Ever since Rao joined the police force,she has participated in solving almost all homicide cases in Xinping County.In July 2000,two murders were committed in her county.She was seven months pregnant then.But after getting their police gear in place,she and her colleagues rushed to the scene and started the investigation immediately.At the inspection site,she could not squat down easily because of the pregnancy,so she had to find a small stool and sit in an awkward,uncomfortable position.When she couldn't bear it anymore,she would stand up.The odor of the crime scene was so unpleasant that she had to return repeatedly to finish her work after rounds of vomiting.Rao said:"When looking back,I'm still a little scared that something might've happened to my baby.But at that point,I had put all these things out of my head.The only thing that mattered to me was to solve the case as early as possible."
Criminal investigation happens whenever a crime occurs,often depriving the investigators of their regular holidays or breaks.They must work day and night and race against the clock to get their job done once they are engaged.Once,Rao was asked by her little daughter:"Mom,even before I was born into this world,you had brought me to those scary places.Aren't you afraid that I might be scared?" In her daughter's eyes,it is a matter of routine already for her mother,as a police officer,either working shifts or working overtime.The workplace almost became a home to her,and she rarely spent a complete holiday with her family.Even on the day when her daughter was taking the college entrance examination,she did not ask for a day off to keep her company.She never complained,and kept fighting on the front line against crimes and illegal activities.

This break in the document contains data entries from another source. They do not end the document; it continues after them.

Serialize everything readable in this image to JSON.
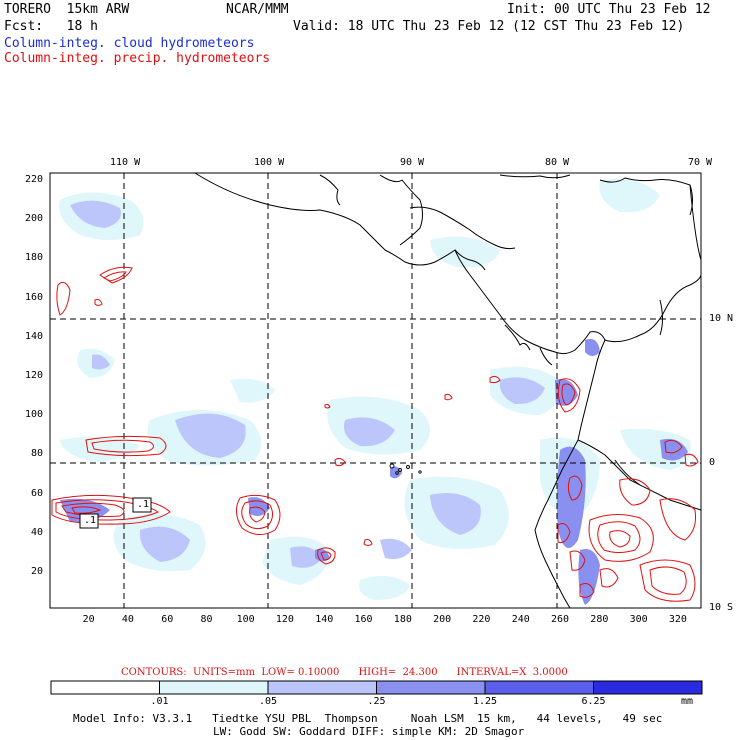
{
  "header": {
    "model": "TORERO  15km ARW",
    "center": "NCAR/MMM",
    "init": "Init: 00 UTC Thu 23 Feb 12",
    "fcst": "Fcst:   18 h",
    "valid": "Valid: 18 UTC Thu 23 Feb 12 (12 CST Thu 23 Feb 12)",
    "legend_cloud": "Column-integ. cloud hydrometeors",
    "legend_precip": "Column-integ. precip. hydrometeors"
  },
  "map": {
    "lon_labels": [
      "110 W",
      "100 W",
      "90 W",
      "80 W",
      "70 W"
    ],
    "lat_labels": [
      "10 N",
      "0",
      "10 S"
    ],
    "y_ticks": [
      "220",
      "200",
      "180",
      "160",
      "140",
      "120",
      "100",
      "80",
      "60",
      "40",
      "20"
    ],
    "x_ticks": [
      "20",
      "40",
      "60",
      "80",
      "100",
      "120",
      "140",
      "160",
      "180",
      "200",
      "220",
      "240",
      "260",
      "280",
      "300",
      "320"
    ],
    "max_labels": [
      ".1",
      ".1"
    ]
  },
  "contours": {
    "text": "CONTOURS:  UNITS=mm  LOW= 0.10000      HIGH=  24.300      INTERVAL=X  3.0000"
  },
  "colorbar": {
    "levels": [
      ".01",
      ".05",
      ".25",
      "1.25",
      "6.25"
    ],
    "units": "mm",
    "colors": [
      "#ffffff",
      "#dff6fa",
      "#bcc6fa",
      "#8a90f0",
      "#5a5ee8",
      "#2a2ae0"
    ]
  },
  "footer": {
    "line1": "Model Info: V3.3.1   Tiedtke YSU PBL  Thompson     Noah LSM  15 km,   44 levels,   49 sec",
    "line2": "LW: Godd SW: Goddard DIFF: simple KM: 2D Smagor"
  },
  "colors": {
    "cloud_text": "#1a2fd0",
    "precip_contour": "#e01010"
  }
}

Her male colleagues speak highly of Rao:"She is one of the strong women who is tougher than many men.We encountered certain gruesome murder scenes that even her male partners found unbearable.But she remained unflappable and directed her team to investigate without distraction.At the time when she even started to feel uncomfortable herself at the scene,she could still manage to tough it out." Her female colleagues also made the following remarks:"Whenever we had difficulties in life,she always did her utmost to help us with her advice and suggestions.She is our role model."
In March 2013,Rao Huiying was awarded the"National May 1st Women's Model" by the All-China Federation of Trade Unions.In May 2017,she was awarded the honorary title of "National Excellent People's Police" by the Ministry of Public Security of the People's Republic of China.And in May 2021,she was awarded the "Individual with Outstanding Achievements in the Campaign to Combat Organized Crime".